00.45 : Plus fort que la loi de Willam D. Russell (1951), TCM
En VO : Best of the Badmen. Eh oui, encore les méchants du film d’hier soir, un peu différents, car aux frères Younger viennent s’ajouter les frères James. Et plus de Randolph Scott, ce qui permet à Ryan d’être en haut de l’affiche.

Vendredi 10 juin 2016

20.45 : La Famille Fenouillard d’Yves Robert (1960), Classic
Yves Robert n’en était alors qu’à ses presque débuts et Jean Richard et Sophie Desmarets ne faisaient pas une affiche très glamour. Mais le scénario de Jean Ferry était fidèle au petit monde de Christophe, créateur par ailleurs du savant Cosinus et du sapeur Camember : on peut suivre Agénor, Léocadie, Artémise et Cunégonde Fenouillard à travers la planète.

20.55 : Danbé, la tête haute de Bourlem Guerdjou (2014), Arte
Téléfilm pas vu, mais après Vivre au Paradis (1998) et Zaïna, cavalière de l’Atlas (2005), on peut faire confiance à ce trop rare réalisateur.
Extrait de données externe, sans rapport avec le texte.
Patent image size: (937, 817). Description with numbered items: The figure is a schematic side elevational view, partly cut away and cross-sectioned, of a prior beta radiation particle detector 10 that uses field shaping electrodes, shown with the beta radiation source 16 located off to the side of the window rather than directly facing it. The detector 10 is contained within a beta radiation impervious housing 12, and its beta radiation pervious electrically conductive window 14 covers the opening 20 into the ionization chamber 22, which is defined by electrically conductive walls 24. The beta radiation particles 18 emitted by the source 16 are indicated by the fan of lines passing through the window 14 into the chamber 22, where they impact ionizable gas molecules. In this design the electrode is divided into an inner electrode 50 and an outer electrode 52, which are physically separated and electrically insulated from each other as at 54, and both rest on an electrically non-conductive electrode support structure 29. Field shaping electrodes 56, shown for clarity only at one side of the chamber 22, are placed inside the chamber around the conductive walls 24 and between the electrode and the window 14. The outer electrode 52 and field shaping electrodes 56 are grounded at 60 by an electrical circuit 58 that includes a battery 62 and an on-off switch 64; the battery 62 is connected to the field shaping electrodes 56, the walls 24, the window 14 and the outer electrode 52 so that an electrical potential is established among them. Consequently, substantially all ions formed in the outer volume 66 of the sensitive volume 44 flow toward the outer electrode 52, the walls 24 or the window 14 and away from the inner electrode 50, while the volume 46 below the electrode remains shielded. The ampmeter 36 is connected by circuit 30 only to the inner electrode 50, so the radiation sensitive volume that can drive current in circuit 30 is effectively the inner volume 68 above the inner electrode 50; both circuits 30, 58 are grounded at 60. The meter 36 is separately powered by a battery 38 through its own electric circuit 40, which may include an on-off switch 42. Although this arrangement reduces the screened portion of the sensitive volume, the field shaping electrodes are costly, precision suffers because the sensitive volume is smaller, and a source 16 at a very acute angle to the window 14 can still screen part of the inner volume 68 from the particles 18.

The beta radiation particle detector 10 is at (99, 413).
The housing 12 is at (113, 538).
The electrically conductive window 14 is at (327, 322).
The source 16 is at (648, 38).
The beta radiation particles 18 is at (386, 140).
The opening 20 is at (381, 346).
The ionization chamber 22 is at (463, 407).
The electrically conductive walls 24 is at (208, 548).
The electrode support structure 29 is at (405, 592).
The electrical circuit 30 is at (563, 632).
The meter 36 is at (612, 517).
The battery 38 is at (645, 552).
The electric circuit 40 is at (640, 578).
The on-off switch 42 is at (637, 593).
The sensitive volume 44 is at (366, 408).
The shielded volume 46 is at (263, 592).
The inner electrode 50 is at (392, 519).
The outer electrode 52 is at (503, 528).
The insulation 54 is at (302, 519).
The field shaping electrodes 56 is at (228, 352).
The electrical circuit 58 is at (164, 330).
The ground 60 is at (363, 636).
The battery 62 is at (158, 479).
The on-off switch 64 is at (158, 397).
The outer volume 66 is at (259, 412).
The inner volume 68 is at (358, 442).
Une orpheline malienne qui devient championne de boxe, ça n’existe pas : eh si, puisqu’il s’agit de l’adaptation du roman (vécu) d’Aya Cissoko.

21.00 : La Momie de Karl Freund (1932), Ciné FX
En VO. La première apparition de la momie du grand-prêtre Imhotep, porteuse de tant de malédictions. Il y en aura d’autres, mais peu atteindront cette intensité : à cause du noir & blanc, magnifiquement travaillé par le réalisateur, un des plus grands chefs-opérateurs du muet (Le Dernier des hommes, Variétés) et du parlant (de Back Street à Key Largo). À cause de Boris Karloff, également. Freund réalisera peu, mais bien : en 1935, il fera de Peter Lorre, dans Les Mains d’Orlac, un inoubliable chirurgien fou.

22.35 : Phase IV de Saul Bass (1974), Paramount Channel
Présence obligatoire pour ceux qui ne l’ont pas regardé le 11 mars dernier. On répète : "Les débuts dans le ’vrai’ cinéma de l’auteur, après quarante génériques plus beaux les uns que les autres, pendant vingt ans. Les débuts et la fin, puisque c’est son unique film. Mais ça valait la peine d’attendre. Jamais on ne regardera les fourmis avec les mêmes yeux."

00.50 : La femme aux maléfices de Nicholas Ray (1950), TCM
Merci à TCM de rendre hommage à Ryan à travers des films moins célèbres que ses grands titres tardifs. Le film de Ray n’est sorti en France qu’en 1985 et n’a longtemps été connu que comme Born to Be Bad. On n’est pas certain que les rôles soient bien attribués : Zachary Scott en homme d’affaires et Ryan en écrivain, on aurait pu les distribuer de façon inverse. Mais Joan Fontaine est très bonne, intrigante et perverse comme elle savait si bien faire.